Egypt's military rulers invited parliament's two houses to convene on Saturday to elect an assembly tasked with writing the country's first constitution since the overthrow of Hosni Mubarak.
A tug-of-war has already begun over the shape of the future document that will define the balance of power between the army-backed executive and parliament, which wants to curb broad presidential powers.
Under an interim constitution, parliament is responsible for picking the 100-strong assembly that will write the new constitution to replace the one that helped keep Mubarak in power for three decades.
Political parties, led by the Muslim Brotherhood's Freedom and Justice Party which emerged as a key player in the new parliament, have already been in talks over the make-up of the constituent assembly.

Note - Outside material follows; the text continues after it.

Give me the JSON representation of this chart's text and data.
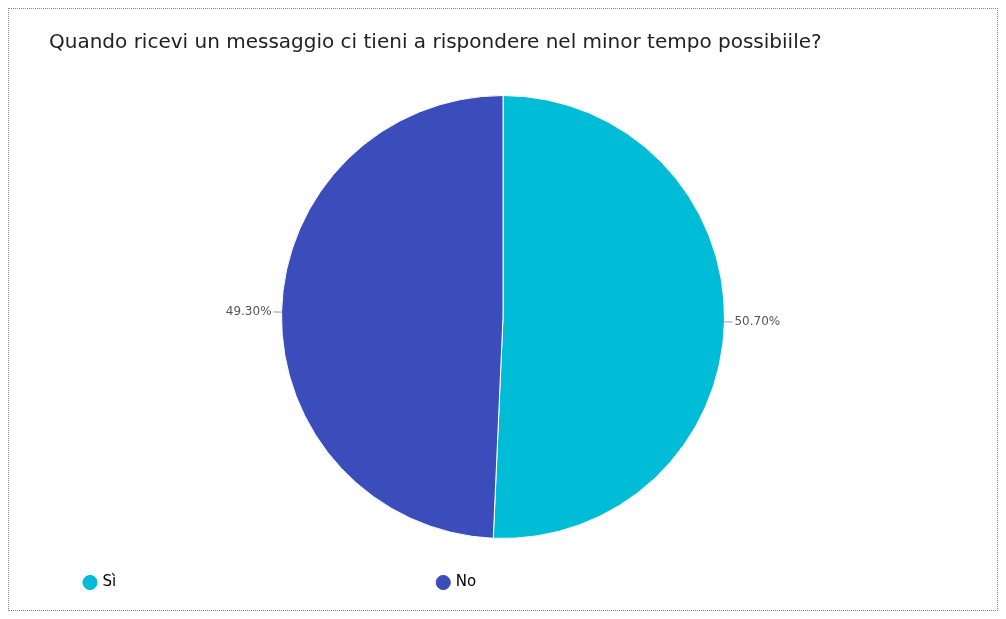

The parliamentary vote for the upper house finished last week, concluding the first elections since the popular uprising toppled Mubarak a year ago.
The earlier lower house election, which started in November, saw an unprecedented turnout and was hailed as Egypt's most democratic since military officers overthrew the king in 1952.
But an Egyptian court ruled last week that the voting system that elected the new parliament was unconstitutional, creating a fresh source of uncertainty which could hold up the functioning of the new legislature.
It is not clear whether the 100 members of the assembly will be selected just from parliament.
Under the expected arrangement, the assembly will include legal experts as well as members of parliament.